Taking the photograph of a moon can be little tricky. If you don’t expose it properly then you will end up in getting a bright circular white spot (white blob) in the image as a moon. You may miss the details like the crest and the shadows. I would always recommend getting an HDR (High Dynamic Range) image of the moon rather than going for a single shot. It involves taking 3 or more shots of the moon with varying exposure and combines them to get all the possible details.

The Equipment

You should have the following equipments with you for getting the perfect snap of the moon:

1.  A DSLR camera with a good telephoto lens (focal length of 200mm and above) or a Point and Shoot Digital Camera with good Optical zoom.

2.  A stable tripod.

3. A Remote Trigger (If you have one)


You can photograph moon with a DSLR as well as with a point and shoot camera with good optical zoom. If you are having a DSLR camera then use the lens having the maximum focal length. Usually, telephoto lenses and super telephoto lenses are the preferred lenses for moon photography. So, take out the lens, which has got the maximum focal length. If you have got an extender then attach that too to your lens system so that you can achieve the maximum focal length. Greater the focal length greater will be the amount of captured details.

If you are using a point and shoot camera then you must put into full zoom (optical zoom) and then go for the shot.

 A stable tripod is also a must. You will have to go for an HDR image for a nice snap. Certain DSLR cameras come with inbuilt HDR fetaure. Otherwise, you can make use of the Auto Exposure Bracketing feature in your camera and take 3 pictures at different exposures, say -1, 0 and 1. Then, combine these 3 using any HDR processing tools like Adobe Photoshop. A stable surface is a must since you are using Auto Bracketing.

 If you have a wireless trigger or remote cable release use that too. If you don’t have one then better use the timer in your camera and set it to some 2 or 5 seconds and take the snap with the mirror locked up. This can reduce some amount of camera shake.

The Settings


The above snap is taken using Canon EOS 500D with Canon EF 70-200 F4.0 L IS USM lens. Details of the shot are given in a snap which comes at the end of this article.

You can use the following settings to get a good crisp image of the moon:

1. Mode: Manual mode is the recommended one. You can also go for the Shutter priority mode.

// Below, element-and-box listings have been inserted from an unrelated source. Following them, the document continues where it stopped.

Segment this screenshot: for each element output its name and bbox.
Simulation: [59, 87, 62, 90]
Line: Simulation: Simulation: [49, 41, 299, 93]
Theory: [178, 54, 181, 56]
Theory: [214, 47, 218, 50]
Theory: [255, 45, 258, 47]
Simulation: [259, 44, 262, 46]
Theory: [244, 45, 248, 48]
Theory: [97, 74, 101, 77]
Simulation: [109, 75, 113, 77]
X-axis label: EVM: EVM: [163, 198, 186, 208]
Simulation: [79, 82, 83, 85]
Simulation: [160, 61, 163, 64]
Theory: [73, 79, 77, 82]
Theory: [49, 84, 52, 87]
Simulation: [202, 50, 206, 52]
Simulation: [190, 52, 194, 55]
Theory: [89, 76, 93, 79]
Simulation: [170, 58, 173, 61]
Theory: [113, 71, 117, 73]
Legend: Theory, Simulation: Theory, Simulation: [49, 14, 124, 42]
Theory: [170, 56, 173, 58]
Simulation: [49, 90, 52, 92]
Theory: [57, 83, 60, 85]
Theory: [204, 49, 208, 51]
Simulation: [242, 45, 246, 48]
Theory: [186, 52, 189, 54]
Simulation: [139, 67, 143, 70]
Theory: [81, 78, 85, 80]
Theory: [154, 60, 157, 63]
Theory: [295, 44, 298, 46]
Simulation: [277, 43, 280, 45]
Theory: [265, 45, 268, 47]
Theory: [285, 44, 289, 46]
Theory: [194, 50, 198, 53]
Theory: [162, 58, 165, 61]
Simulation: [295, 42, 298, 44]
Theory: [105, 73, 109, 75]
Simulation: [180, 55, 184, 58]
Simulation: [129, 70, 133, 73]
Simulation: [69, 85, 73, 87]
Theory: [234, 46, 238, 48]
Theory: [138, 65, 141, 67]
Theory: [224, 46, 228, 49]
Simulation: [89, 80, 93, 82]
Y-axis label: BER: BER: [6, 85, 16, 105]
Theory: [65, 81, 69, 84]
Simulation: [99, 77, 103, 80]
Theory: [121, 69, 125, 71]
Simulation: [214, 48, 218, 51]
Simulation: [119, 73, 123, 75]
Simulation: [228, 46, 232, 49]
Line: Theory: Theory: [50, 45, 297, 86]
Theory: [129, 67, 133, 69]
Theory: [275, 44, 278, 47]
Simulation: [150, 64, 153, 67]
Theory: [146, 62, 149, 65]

2. Focusing: Auto Focus won’t help you to get the perfect shot. You will have to set the focusing to manual.  The focusing distance should be infinity. If you have a focusing scale on your lens then rotate the focusing ring until it shows infinity. Otherwise, rotate it fully to the right and have a look through the viewfinder to make sure that the moon is properly exposed.

 For a point and shoot camera, manual focusing feature won’t be available. So, you will have to go for Autofocusing and expose for the darker section around the moon and capture the shoot. If you try to expose for the moon then you will end up getting the image of a white blob. This is because the inbuilt algorithm of your digital camera will see the moon as a white spot and will try to make it brighter.

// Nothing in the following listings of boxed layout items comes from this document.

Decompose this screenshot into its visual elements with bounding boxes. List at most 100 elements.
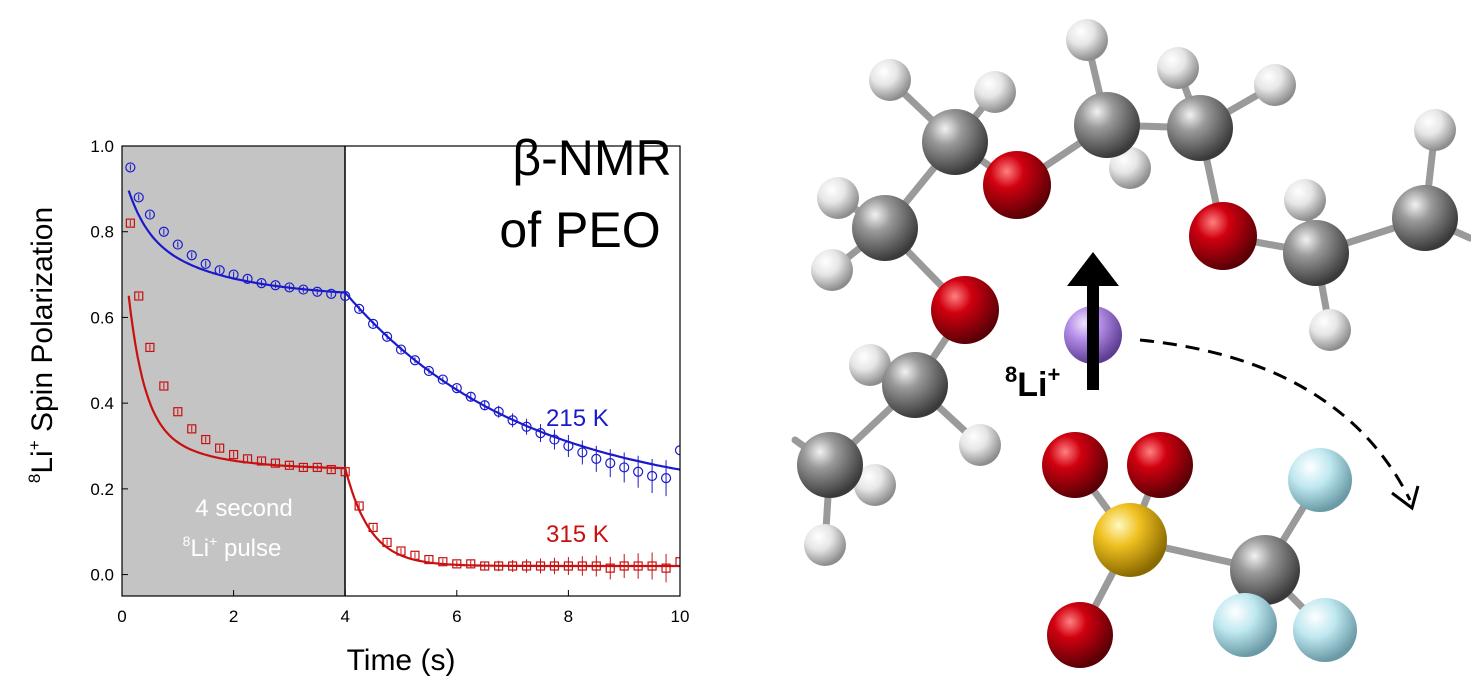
data-point: [438, 557, 448, 567]
y-tick-label: 0.0: [90, 566, 114, 585]
data-point: [605, 563, 615, 573]
series-315k: [125, 218, 680, 583]
diffusion-arrowhead-icon: [1391, 485, 1420, 511]
data-point: [675, 557, 680, 567]
data-point: [395, 344, 407, 355]
series-215k: [125, 162, 680, 497]
hydrogen-atom: [1284, 179, 1326, 221]
fit-line: [127, 295, 680, 568]
y-tick-label: 1.0: [90, 137, 114, 156]
data-point: [381, 331, 393, 342]
spin-arrow-icon: [1067, 252, 1119, 390]
fluorine-atom: [1293, 598, 1357, 662]
data-point: [173, 407, 183, 417]
y-tick-label: 0.6: [90, 308, 114, 327]
data-point: [256, 456, 267, 466]
x-tick-label: 0: [117, 607, 126, 626]
data-point: [186, 250, 197, 261]
data-point: [134, 291, 144, 301]
ticks-layer: 0 2 4 6 8 10 0.0 0.2 0.4 0.6 0.8 1.0: [90, 137, 689, 626]
data-point: [284, 460, 294, 470]
data-point: [159, 381, 169, 391]
data-point: [549, 561, 560, 571]
series-layer: [125, 162, 680, 583]
data-point: [577, 561, 587, 571]
data-point: [158, 226, 169, 237]
carbon-atom: [797, 432, 863, 498]
fluorine-atom: [1213, 593, 1277, 657]
data-point: [521, 421, 532, 432]
data-point: [535, 428, 546, 439]
data-point: [125, 218, 135, 228]
data-point: [605, 458, 616, 469]
data-point: [326, 464, 336, 475]
hydrogen-atom: [959, 424, 1001, 466]
data-point: [145, 342, 155, 353]
y-tick-label: 0.4: [90, 394, 114, 413]
data-point: [340, 290, 351, 302]
data-point: [424, 554, 434, 565]
data-point: [298, 284, 309, 295]
data-point: [674, 445, 680, 456]
carbon-atom: [882, 352, 948, 418]
data-point: [423, 365, 434, 377]
y-tick-label: 0.8: [90, 223, 114, 242]
carbon-atom: [1074, 92, 1140, 158]
data-point: [125, 162, 136, 173]
data-point: [465, 391, 476, 402]
hydrogen-atom: [811, 249, 853, 291]
hydrogen-atom: [1157, 47, 1199, 89]
data-point: [312, 286, 323, 297]
data-point: [661, 563, 671, 573]
data-point: [133, 192, 144, 203]
hydrogen-atom: [1414, 109, 1456, 151]
pulse-region: [122, 146, 345, 596]
data-point: [480, 561, 490, 571]
atom-layer: [797, 19, 1458, 668]
x-tick-label: 4: [340, 607, 349, 626]
data-point: [298, 462, 308, 473]
data-point: [144, 209, 155, 220]
oxygen-atom: [1047, 602, 1113, 668]
y-tick-label: 0.2: [90, 480, 114, 499]
hydrogen-atom: [974, 71, 1016, 113]
diffusion-arrow-icon: [1139, 338, 1412, 501]
carbon-atom: [1230, 535, 1300, 605]
hydrogen-atom: [849, 344, 891, 386]
data-point: [493, 406, 504, 417]
sulfur-atom: [1093, 503, 1167, 577]
data-point: [214, 265, 225, 276]
y-axis-title: 8Li+ Spin Polarization: [25, 207, 59, 483]
hydrogen-atom: [1309, 309, 1351, 351]
data-point: [354, 303, 365, 314]
data-point: [396, 546, 406, 556]
data-point: [215, 443, 225, 453]
data-point: [494, 561, 504, 571]
data-point: [577, 447, 588, 458]
data-point: [409, 355, 421, 366]
data-point: [452, 559, 462, 569]
data-point: [549, 434, 560, 445]
data-point: [270, 280, 281, 291]
carbon-atom: [1392, 185, 1458, 251]
data-point: [410, 550, 420, 560]
hydrogen-atom: [804, 524, 846, 566]
molecular-structure: 8Li+: [791, 19, 1471, 668]
data-point: [563, 440, 574, 452]
x-axis-title: Time (s): [347, 644, 456, 677]
data-point: [508, 561, 518, 571]
data-point: [368, 318, 379, 329]
data-point: [633, 466, 644, 477]
data-point: [270, 458, 281, 468]
data-point: [660, 473, 672, 484]
plot-frame: [121, 145, 681, 597]
data-point: [382, 537, 392, 548]
ion-label: 8Li+: [1005, 362, 1060, 404]
hydrogen-atom: [869, 59, 911, 101]
carbon-atom: [852, 195, 918, 261]
data-point: [479, 400, 490, 411]
figure-heading-line1: β-NMR: [512, 130, 671, 186]
pulse-label-line2: 8Li+ pulse: [183, 533, 282, 562]
data-point: [535, 561, 546, 571]
figure-heading-line2: of PEO: [499, 202, 660, 258]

3. Aperture: You can use an aperture value of f11 or f9 if you are using manual mode. In Shutter priority mode, the camera will select the Aperture value depending on the shutter speed value.

4. ISO: You can use a base value of ISO. As a thumb rule set the ISO value to either 100 or 200. Make sure that you are not using Auto ISO mode.

5. Shutter speed: Shutter speed should be the same as the focal length. Suppose, you are using a 200 mm telephoto lens then you can set a shutter speed of 1/200. Some of the recommended shutter speeds are 1/125 and 1/250.

6. Camera Metering: Use spot metering option available in your camera
rather than evaluative metering.

7. Monochrome: I would recommend you to take moon’s picture in Monochrome mode or black and White mode. This will bring a better perspective of the crests and the other sections in the moon. There will be a good contrast.


Above screenshot shows the settings used for taking the photo of the full moon with Cloudy white balance (RAW format details).

There are no hard and fast rules. You can also try your own creative settings.

When to Photograph the Moon?

The best time to take a moon’s photograph is during the full moon time. You can also take the photo of the moon once in two days or once in three days until it becomes the gorgeous full moon. Then combine everything into a single photograph, which shows different stages of the moon on each day.